I grew up in East Cleveland, moving from place to place, always feeling like I didn’t belong. Hip-hop, skate culture, radio, street art, and a unknown love of cooking became my foundation. From flipping through Eastbay and CCS catalogs to listening to Kanye, overhearing shock jocks on the way to school, and Cleveland’s underground art scene, I pieced together an identity that didn’t follow anyone else’s rules. pretty cringe i know. I’ve fought my own battles along the way, including finding sobriety. a choice that’s given me the clarity and strength to build this brand my way.
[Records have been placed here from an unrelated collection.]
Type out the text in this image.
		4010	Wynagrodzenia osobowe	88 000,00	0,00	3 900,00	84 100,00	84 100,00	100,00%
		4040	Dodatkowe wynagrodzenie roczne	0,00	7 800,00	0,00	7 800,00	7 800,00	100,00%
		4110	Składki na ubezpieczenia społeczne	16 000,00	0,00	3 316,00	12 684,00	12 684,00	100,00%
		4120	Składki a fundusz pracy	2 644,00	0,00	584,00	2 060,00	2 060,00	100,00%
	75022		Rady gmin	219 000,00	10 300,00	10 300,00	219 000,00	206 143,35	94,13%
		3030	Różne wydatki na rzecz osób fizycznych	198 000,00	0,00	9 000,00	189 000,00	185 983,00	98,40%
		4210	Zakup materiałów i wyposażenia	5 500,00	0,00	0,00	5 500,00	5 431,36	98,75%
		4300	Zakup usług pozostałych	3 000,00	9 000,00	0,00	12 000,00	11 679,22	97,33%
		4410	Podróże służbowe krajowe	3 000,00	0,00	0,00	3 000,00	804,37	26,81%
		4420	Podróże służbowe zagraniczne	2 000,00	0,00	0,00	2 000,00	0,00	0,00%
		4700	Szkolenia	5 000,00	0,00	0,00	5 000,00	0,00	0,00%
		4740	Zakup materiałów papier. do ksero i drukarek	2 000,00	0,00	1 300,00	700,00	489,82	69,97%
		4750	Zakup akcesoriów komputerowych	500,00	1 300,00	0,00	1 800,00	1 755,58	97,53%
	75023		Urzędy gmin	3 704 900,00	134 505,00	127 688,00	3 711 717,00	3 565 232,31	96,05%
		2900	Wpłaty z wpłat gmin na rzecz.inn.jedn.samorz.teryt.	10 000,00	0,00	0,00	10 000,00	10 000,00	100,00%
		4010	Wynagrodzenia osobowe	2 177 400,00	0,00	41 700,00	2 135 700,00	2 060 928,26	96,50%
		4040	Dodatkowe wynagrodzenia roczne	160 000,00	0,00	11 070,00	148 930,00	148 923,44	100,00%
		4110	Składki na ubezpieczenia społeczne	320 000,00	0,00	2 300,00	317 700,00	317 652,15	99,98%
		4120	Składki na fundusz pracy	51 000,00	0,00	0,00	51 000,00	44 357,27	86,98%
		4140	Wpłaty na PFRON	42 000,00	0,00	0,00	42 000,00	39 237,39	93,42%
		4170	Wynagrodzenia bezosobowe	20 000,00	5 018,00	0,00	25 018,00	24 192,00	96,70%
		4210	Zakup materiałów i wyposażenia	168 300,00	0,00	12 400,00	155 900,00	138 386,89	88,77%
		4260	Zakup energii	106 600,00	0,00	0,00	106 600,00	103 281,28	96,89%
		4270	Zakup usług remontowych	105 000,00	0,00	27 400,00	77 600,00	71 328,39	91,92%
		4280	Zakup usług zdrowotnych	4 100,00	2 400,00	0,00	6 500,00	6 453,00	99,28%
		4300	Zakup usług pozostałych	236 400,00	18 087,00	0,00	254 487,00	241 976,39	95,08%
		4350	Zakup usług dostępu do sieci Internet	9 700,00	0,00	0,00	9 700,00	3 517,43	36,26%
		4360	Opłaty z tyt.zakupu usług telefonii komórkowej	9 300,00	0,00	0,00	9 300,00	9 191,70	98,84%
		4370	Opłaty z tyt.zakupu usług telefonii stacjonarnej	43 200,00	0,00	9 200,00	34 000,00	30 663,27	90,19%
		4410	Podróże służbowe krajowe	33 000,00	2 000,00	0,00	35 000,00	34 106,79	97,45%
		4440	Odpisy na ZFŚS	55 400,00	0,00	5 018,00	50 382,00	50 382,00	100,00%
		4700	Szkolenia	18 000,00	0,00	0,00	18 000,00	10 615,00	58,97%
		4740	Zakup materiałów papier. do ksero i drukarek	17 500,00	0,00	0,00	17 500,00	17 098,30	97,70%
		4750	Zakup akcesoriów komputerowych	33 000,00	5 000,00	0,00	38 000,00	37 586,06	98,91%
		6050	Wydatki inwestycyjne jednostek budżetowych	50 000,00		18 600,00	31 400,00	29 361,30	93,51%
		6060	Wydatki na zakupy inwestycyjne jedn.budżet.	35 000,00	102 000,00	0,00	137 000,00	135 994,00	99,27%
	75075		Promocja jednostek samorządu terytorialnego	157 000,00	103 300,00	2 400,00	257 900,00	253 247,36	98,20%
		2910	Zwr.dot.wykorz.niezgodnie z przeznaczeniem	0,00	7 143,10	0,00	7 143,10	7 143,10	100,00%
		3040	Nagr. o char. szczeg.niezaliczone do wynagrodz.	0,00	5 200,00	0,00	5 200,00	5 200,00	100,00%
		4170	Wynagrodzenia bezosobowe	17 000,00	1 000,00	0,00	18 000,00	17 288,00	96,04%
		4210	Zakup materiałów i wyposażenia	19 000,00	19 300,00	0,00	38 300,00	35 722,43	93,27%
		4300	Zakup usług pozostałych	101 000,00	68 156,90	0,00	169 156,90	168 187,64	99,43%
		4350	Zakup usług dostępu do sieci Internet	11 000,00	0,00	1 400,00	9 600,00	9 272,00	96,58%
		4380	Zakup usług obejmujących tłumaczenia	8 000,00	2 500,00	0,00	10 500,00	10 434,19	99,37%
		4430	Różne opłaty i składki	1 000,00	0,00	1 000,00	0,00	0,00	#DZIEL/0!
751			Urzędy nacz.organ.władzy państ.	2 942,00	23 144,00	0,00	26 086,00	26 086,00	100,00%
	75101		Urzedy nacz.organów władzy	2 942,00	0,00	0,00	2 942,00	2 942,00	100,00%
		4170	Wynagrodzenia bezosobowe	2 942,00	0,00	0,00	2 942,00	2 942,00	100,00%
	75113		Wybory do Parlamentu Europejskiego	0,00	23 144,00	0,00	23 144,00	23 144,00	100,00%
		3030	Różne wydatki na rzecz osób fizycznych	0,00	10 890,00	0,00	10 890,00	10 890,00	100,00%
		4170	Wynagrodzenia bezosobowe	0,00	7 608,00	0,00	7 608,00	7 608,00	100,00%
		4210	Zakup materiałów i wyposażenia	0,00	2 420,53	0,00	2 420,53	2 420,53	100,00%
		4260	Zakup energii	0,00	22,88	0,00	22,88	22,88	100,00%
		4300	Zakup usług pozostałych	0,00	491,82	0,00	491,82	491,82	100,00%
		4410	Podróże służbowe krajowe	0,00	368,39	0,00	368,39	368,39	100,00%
I started this originally with a vague idea about a brand that would focus on mental health in the restaurant and bar industry. Lofty goal, sure. I took a step back after a while because I didn’t like where things were headed. I got caught up in trying to make it something it wasn’t, leaning too hard into ideas of mental health and support in a way that felt forced. I care about those things. I always have. My mother raised me to believe in service, in helping those who need it, and that will always be part of what I do. But I can’t be fraudulent. I can’t NOT be me. Inauthenticity i think causes shit like cancer and a lot of you have some tumors growing.
I’ve seen too many people and businesses use mental health and community as a marketing angle, exploiting people who just want a place to belong. That’s not me. When I got sober, I didn’t have some perfect roadmap for where I was headed, and honestly, I still don’t. I struggle every day with my own demons, with sobriety, with the weight of life. I’m not some spokesperson for mental health, and I don’t want to send the wrong message.
What I do want is to make something honest. I make streetwear. I create and design. i love talk radio. classic talk radio. I make mistakes. I speak my mind whether people like it or not. you should too.
Dinner Rush is personal. It’s for my dad, one of Cleveland’s best chefs. for my mother, who was a server not just in restaurants but for others in homeless shelters and on the streets. It’s for my late friend, Chef Kellen Smith. and It’s for my son, who reminds me every day what being creative and curious means.
I believe in using the little time we’ve got to create, destroy, and create again. Drown out the noise. Stop looking for permission. Do your thing.